Since publishing my experimental analysis of managers yesterday, I’ve received some questions about luck and positions in the table. Earlier today I clarified the post to explain why, in a table fixed at twenty positions, it’s hard to be both very lucky and very good or very unlucky and very bad. I thought it would be worth showing what happened when I relaxed this constraint.
A club’s performance in terms of points isn’t quite as restricted, since few teams get close to the minimum (0) or maximum (114). Of course, going from points to positions in the table requires a bit of luck, too, since it’s dependent on other clubs’ results. But if we strip out that particular kind of luck, we can still look at the others in a more flexible setting. Here are all the graphs from yesterday’s post – plus the ones I posted on Twitter – this time with points instead of positions in the “luck” metric:
All clubs, all seasons 2010-11 through 2014-15:
Chelsea: (unlucky Ancelotti!)
Arsenal: (lucky to overperform in 2013-14)
Tony Pulis: (good manager who can’t catch a break)
Roberto Martínez and Mauricio Pochettino: (stay away, unless Pochettino has twice been the victim of first-season effects)
David Moyes: (still Mr. Consistency)
Sam Allardyce, including Blackburn’s full 2010-11 season: (good manager who may be taking a stylistic or recruiting wrong turn at West Ham)
Brendan Rodgers: (lots of good and bad luck, but Liverpool is getting worse the longer he stays there)

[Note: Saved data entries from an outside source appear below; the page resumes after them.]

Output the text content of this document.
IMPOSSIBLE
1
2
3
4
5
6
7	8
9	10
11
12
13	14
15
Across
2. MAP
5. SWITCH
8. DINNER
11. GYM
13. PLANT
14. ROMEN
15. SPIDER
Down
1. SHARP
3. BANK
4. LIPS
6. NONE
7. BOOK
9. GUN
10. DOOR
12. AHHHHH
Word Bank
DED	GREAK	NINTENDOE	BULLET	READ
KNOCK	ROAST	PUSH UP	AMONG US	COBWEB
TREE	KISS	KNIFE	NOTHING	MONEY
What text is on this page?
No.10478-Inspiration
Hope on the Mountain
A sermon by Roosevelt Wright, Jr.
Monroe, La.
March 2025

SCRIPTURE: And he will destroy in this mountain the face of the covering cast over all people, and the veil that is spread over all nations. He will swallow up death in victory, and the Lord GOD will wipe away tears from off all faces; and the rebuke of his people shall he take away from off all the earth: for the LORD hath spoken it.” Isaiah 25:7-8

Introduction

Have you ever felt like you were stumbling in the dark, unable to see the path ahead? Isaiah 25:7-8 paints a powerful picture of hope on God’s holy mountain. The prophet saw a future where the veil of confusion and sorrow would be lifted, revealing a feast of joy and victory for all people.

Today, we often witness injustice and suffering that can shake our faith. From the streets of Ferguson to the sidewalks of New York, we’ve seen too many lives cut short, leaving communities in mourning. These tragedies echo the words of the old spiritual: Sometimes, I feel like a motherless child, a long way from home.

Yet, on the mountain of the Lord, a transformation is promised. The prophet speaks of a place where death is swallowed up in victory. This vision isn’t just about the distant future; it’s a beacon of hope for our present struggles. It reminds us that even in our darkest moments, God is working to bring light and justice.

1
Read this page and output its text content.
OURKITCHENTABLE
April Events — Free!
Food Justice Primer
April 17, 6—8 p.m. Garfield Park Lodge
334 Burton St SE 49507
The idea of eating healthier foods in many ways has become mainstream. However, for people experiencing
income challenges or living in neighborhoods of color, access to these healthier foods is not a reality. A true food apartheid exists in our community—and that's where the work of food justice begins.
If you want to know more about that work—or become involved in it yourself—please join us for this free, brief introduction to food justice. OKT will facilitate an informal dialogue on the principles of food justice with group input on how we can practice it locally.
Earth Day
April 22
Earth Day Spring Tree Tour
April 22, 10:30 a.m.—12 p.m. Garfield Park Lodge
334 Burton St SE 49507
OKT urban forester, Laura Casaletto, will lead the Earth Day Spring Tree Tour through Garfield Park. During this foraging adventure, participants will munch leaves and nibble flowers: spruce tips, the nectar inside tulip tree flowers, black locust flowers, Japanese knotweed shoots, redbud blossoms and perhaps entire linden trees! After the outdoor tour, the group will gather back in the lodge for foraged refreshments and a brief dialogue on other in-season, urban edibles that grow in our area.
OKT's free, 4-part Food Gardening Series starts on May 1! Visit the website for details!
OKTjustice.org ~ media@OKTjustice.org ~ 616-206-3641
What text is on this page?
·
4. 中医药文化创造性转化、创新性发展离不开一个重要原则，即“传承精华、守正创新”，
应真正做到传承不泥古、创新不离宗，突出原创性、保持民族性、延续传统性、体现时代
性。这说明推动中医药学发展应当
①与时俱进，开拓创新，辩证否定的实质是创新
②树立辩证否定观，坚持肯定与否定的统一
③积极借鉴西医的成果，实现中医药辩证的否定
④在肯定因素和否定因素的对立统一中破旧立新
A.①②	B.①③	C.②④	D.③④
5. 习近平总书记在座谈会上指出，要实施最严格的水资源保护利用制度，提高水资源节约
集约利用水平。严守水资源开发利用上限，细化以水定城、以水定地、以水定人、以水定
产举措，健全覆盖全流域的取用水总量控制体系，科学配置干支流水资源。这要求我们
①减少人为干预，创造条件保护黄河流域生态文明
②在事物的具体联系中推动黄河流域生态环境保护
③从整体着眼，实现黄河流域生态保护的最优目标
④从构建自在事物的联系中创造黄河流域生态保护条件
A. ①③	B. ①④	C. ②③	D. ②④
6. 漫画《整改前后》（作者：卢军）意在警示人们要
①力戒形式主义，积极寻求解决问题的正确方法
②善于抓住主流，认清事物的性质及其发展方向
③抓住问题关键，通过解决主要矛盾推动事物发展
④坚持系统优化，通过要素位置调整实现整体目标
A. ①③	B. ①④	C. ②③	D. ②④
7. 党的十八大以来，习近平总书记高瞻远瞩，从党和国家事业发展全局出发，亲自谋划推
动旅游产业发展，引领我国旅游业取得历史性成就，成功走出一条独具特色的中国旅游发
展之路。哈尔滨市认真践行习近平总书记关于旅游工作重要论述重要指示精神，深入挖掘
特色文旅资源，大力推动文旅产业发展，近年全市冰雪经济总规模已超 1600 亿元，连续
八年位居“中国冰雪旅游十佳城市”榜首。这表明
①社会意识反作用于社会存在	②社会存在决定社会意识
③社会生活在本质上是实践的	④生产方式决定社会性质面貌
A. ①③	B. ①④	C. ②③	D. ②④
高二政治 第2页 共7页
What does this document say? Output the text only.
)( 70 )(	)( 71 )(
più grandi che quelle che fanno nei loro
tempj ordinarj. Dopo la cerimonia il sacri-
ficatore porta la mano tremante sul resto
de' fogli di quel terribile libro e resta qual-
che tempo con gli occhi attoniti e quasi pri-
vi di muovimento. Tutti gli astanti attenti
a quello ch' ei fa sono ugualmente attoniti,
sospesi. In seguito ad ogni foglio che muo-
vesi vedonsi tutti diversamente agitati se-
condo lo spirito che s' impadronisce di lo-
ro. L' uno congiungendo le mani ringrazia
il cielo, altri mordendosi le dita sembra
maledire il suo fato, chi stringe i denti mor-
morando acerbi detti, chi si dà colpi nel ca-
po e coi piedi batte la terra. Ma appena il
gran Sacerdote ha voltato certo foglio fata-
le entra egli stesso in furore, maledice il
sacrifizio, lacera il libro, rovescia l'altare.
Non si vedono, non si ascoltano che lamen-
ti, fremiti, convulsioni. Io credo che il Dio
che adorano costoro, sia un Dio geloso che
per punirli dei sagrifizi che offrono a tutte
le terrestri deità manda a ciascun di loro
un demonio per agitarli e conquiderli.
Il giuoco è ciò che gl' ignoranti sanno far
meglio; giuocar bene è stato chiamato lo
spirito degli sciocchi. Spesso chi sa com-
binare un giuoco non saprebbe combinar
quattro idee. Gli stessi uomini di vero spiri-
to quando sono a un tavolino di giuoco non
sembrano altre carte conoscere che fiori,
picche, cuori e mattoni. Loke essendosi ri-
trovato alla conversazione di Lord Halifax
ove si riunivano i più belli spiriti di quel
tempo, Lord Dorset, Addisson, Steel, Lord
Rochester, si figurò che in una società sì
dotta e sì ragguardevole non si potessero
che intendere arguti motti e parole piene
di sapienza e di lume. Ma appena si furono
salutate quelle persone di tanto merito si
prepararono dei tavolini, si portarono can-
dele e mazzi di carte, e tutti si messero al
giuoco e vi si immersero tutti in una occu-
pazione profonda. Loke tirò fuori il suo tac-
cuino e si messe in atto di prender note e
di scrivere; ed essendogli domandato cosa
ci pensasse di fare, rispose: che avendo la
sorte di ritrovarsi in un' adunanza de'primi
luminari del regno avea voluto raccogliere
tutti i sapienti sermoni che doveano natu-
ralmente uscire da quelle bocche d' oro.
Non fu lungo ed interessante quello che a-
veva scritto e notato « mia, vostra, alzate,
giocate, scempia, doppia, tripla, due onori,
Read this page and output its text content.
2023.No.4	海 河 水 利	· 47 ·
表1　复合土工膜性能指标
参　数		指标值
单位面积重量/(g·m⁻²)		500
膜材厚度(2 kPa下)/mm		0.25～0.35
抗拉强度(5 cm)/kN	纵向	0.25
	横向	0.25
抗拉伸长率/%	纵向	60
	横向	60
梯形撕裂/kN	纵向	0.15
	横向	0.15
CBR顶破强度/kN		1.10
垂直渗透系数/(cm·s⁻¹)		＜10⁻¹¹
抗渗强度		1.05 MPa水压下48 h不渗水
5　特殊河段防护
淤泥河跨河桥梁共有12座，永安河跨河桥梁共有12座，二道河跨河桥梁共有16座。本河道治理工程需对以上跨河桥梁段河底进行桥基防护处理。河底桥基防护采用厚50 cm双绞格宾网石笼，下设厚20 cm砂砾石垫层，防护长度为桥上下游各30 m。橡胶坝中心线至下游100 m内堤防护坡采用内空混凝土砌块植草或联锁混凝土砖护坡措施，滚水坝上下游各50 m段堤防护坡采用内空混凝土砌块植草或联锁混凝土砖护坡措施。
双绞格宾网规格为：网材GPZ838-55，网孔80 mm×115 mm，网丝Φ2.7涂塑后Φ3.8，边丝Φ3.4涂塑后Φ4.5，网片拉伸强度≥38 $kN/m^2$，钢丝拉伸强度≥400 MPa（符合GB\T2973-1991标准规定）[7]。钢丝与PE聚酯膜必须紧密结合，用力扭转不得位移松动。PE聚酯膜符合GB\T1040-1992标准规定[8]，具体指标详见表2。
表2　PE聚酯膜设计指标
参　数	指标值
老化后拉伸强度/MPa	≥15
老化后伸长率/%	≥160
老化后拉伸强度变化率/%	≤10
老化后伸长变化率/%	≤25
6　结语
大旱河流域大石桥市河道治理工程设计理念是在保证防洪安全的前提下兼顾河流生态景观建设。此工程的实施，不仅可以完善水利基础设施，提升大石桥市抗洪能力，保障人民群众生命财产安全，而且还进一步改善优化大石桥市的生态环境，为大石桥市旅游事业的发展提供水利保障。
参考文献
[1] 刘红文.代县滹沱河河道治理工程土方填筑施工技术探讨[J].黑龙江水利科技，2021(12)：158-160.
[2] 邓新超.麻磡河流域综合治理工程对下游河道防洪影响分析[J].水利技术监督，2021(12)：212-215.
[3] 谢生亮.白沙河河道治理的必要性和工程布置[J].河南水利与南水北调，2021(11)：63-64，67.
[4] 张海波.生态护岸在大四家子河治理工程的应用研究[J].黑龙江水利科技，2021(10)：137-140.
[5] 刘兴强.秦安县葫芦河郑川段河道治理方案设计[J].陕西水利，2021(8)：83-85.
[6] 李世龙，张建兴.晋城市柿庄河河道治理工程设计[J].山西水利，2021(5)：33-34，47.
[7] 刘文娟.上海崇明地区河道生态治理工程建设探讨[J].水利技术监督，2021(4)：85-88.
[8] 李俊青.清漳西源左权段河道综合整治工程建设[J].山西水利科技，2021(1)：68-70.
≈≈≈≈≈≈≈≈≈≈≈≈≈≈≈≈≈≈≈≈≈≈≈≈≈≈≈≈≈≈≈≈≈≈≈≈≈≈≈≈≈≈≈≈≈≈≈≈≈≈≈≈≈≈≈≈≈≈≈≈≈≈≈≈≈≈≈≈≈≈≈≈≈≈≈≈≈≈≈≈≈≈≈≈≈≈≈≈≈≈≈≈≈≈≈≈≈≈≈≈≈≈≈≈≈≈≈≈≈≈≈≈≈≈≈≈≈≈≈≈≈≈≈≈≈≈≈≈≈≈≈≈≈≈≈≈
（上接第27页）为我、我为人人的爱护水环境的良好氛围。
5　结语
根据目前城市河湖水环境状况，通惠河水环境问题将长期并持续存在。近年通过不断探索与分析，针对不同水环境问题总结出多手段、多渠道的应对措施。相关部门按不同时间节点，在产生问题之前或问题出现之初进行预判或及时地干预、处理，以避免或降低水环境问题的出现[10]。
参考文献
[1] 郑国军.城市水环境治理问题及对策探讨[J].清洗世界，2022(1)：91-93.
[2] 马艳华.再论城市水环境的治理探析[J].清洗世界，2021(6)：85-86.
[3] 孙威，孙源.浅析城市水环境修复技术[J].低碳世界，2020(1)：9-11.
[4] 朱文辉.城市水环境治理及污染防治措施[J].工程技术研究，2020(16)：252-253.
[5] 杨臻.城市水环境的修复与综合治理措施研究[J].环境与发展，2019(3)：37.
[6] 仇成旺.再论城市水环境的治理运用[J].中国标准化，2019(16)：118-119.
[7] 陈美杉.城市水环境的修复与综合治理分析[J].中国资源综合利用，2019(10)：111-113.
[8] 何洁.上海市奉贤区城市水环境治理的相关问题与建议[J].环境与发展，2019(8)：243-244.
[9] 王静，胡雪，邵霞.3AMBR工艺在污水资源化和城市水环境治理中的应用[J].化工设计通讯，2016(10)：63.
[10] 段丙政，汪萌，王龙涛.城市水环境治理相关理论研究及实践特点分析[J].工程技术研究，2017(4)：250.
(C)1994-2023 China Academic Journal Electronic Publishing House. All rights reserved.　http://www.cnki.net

In these graphs, the variation in “luck” has been condensed for mid-table teams and enhanced somewhat for teams at the extremes of the table, which is what you’d expect. There’s no change in the horizontal position of the markers, since I haven’t altered the “good” metric.
It’s possible that “luck” is proxying for different styles of play here. Some styles, such as Swansea’s passing approach under recent managers or Stoke under Tony Pulis, may not be the most efficient at converting my measure of player ability into scoring opportunities. But then again, Arsenal have had complete continuity in their manager and to a great degree in their style, yet the club has still had lucky and unlucky seasons by my metric.
For now, I think there are two lessons to be drawn from this analysis: 1) Managerial ability often carries over between clubs, and 2) managers do have lucky seasons. If I ran a club, I’d think twice about hiring a manager who was a habitual underperformer, and I’d also consider sacking a manager who underperformed after more than a year in charge.